Okay. Anything on utilization or...
Utilization specifically at the studio?
Yes, correct.
Yes. I think we're -- look, we're -- we continue to -- we've got -- we continue to use our capacity to the fullest. I think that one thing that has happened as a result of COVID is we've gotten -- we continue to have the vast majority of our studio working remotely. And we're optimistic about what that can do for us in the future. We never intended to be limited by physical real estate, but practically, that was a factor. And it's really not anymore. It's going to come down to our ability to grow through high-quality projects and talent that we can fill those projects with. But we think there's -- we can be optimistic that there's room for more growth than there would have been in a pre-work-from-home world.
Okay. Perfect. That's super helpful. I have one last question and it's on WildBrain Spark. You guys are seeing modest improvements in ad ratio and you're continuing investments in direct sales. But with monetization so volatile in the past year, like how do you guys think about the value of an AVOD view versus an SVOD view? Or in other words, what are these WildBrain Spark views for us? And what key point that gives you comfort around this?

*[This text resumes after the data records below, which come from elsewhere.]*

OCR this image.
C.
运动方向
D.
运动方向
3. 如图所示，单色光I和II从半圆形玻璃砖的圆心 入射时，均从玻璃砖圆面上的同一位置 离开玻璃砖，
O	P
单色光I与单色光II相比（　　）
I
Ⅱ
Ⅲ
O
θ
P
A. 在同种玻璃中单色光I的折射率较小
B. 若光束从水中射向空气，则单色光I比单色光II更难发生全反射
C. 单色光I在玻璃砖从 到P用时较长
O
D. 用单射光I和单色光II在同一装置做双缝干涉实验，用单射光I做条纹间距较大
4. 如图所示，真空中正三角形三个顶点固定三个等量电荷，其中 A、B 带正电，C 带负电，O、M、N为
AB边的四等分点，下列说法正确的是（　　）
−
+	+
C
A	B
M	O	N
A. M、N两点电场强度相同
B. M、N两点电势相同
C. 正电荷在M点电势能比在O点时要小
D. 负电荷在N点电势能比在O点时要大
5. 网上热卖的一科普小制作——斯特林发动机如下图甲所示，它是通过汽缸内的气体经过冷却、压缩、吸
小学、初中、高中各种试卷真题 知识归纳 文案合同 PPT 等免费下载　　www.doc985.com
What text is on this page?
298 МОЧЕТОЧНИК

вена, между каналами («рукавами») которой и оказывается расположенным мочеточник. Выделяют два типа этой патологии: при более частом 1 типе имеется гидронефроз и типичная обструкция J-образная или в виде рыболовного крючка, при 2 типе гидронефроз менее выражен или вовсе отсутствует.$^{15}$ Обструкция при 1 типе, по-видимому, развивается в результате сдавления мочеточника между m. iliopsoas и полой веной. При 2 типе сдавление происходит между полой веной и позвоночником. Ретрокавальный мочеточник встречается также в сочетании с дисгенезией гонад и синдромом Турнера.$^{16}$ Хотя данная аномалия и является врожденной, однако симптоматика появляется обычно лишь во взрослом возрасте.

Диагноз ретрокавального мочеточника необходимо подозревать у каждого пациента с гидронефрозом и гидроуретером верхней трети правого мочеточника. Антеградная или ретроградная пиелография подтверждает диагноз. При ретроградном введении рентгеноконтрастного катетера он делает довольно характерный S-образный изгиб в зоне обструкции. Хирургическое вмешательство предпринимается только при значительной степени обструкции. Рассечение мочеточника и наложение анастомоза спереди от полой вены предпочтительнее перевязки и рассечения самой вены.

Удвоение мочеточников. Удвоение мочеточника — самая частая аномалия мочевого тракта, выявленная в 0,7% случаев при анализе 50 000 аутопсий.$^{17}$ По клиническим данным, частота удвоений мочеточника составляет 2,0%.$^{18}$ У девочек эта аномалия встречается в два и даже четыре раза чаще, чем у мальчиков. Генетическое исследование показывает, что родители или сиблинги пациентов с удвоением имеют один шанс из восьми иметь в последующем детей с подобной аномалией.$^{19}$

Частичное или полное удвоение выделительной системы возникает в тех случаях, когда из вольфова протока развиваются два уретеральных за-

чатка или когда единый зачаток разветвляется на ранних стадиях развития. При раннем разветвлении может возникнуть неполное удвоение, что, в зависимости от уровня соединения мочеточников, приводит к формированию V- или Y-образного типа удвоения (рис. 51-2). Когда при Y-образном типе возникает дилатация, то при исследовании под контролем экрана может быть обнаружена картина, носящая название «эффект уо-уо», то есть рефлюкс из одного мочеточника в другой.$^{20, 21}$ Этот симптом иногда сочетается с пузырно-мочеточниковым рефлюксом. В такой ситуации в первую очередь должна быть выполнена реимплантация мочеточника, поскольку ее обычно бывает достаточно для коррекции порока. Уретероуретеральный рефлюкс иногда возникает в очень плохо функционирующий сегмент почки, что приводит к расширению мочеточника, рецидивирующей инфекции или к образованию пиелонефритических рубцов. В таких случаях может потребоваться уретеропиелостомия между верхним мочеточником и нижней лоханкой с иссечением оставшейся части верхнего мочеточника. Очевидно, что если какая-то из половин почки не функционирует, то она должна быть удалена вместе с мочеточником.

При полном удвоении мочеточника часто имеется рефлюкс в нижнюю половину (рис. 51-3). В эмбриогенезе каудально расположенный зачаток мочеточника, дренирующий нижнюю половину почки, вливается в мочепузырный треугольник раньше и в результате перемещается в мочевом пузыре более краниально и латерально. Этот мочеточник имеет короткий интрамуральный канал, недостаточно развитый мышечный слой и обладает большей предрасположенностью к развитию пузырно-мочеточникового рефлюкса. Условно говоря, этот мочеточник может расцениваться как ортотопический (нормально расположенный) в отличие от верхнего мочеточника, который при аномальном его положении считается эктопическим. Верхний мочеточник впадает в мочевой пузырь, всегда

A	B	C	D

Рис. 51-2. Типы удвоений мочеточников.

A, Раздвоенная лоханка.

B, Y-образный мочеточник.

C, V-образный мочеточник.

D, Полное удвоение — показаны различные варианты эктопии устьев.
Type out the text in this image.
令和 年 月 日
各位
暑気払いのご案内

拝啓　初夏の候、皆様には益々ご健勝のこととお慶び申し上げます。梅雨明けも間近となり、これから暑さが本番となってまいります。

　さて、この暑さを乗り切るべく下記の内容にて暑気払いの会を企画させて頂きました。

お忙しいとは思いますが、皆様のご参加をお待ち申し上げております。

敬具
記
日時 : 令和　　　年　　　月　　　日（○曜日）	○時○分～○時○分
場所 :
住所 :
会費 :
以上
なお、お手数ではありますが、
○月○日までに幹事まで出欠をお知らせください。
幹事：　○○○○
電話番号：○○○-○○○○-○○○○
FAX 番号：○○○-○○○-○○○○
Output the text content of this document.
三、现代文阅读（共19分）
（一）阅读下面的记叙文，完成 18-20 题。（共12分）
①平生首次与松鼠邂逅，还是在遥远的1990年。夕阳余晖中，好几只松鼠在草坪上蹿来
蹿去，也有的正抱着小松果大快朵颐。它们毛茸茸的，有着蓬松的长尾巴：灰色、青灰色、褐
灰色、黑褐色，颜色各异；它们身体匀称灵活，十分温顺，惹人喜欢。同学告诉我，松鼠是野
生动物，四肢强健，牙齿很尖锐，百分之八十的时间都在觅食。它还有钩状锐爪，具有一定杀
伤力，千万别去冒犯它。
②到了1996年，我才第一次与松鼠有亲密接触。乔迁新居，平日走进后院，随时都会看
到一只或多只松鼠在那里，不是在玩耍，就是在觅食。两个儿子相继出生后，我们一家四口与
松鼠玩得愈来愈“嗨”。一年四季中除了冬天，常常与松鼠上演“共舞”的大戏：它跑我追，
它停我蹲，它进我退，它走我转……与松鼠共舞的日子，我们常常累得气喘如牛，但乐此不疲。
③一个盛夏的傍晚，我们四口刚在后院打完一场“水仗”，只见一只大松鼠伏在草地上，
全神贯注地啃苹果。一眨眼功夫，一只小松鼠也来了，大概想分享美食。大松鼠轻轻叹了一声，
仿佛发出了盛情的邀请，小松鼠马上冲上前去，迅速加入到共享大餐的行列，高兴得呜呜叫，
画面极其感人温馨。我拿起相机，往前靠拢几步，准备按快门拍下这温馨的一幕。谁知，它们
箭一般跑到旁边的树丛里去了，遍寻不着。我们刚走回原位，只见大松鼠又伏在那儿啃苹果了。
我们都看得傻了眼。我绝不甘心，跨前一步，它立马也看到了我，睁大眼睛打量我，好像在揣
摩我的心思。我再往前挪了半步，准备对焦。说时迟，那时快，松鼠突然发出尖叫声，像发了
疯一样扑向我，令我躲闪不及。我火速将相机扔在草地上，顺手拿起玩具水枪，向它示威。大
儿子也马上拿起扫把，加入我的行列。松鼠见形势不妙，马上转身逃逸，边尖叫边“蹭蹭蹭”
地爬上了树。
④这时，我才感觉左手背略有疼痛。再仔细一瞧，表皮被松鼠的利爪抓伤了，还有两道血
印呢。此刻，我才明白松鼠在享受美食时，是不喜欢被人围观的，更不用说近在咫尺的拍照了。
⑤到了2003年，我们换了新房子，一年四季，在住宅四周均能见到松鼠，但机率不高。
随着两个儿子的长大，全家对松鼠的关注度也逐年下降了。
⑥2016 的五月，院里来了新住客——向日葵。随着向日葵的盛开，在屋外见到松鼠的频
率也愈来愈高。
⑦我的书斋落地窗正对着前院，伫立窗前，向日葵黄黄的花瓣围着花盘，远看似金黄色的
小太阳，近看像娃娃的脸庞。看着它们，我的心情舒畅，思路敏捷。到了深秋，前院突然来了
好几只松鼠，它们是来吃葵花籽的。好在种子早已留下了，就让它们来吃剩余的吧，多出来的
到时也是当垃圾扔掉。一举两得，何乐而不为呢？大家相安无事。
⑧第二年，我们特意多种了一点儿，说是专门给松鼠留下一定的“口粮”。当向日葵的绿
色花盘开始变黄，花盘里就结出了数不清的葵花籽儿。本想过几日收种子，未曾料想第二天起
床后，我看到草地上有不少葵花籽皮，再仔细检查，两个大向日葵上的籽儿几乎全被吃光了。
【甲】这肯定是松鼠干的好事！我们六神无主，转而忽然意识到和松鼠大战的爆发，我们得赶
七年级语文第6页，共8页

So in SVOD, of course, no advertising. So we view the -- our program strategy is in SVOD as building library and as awareness. And one of the things incidentally that we're seeing now, and it's really interesting, is our ability, which, as a matter of policy, had not been the case in the past, to use our AVOD network with clips and promotional content to drive views to SVOD. So the discovery process has been made incredibly easier. And I think there's a lot of enlightenment and learning among the SVOD players in the use of AVOD as a funnel for viewers. So there's been considerable liberalization in the licensing practice of SVOD. So I think that interest what we're seeing in Spark, though, in our sort of general view is that, again, recovery is happening. We're seeing marketers step in, in a way that they have not before in using our AVOD network and its incredible reach view time, sort of the persistence to launch toy campaigns and consumer products, particularly when it comes to our co-viewing audience, which is substantial, largely driven by preschool content. And so the other thing is that market sentiment is turning now. And again, I don't think this is unique to our platform. I think there is a considerable rising tide around the value of AVOD. One of the things I may have alluded to in past calls, which we welcome is the entrance of mega players like NBC, Comcast Universal in their network, which is an AVOD network. And it really is the transformation of linear delivery into streaming on-demand, advertisers support it on-demand. And I think that, that is going to be great for the market because the measurement tools, the ad sales forces, the focus on AVOD delivery is good for everyone who is in the AVOD business. And as the leading network in the category, we should be a substantial beneficiary of those changes. So we have this co-viewing audience. We have watch time. All the data is pointing in the right direction as far as the traction that we're receiving and total engagement. And again, compare it to the kids cable networks. We now eclipse many of them. So just to give you a factoid with cable networks in the U.S., we have greater reach now than Cartoon Network, PBS Kids and Nick Kids. And that is a tectonic change in the nature of viewing habits in the market as well as an engagement. And so it gives us, I think, considerable optimism about this asset that we own. And I think in many ways, it's a real sleeper.
And at this time, I will turn the call over to Ms. Chan-Palmateer.
Thank you, everyone, for joining us today and stay well, and we look forward to updating you next quarter. Have a good day. Thank you.
This concludes today's conference call. Thank you for participating. You may now disconnect.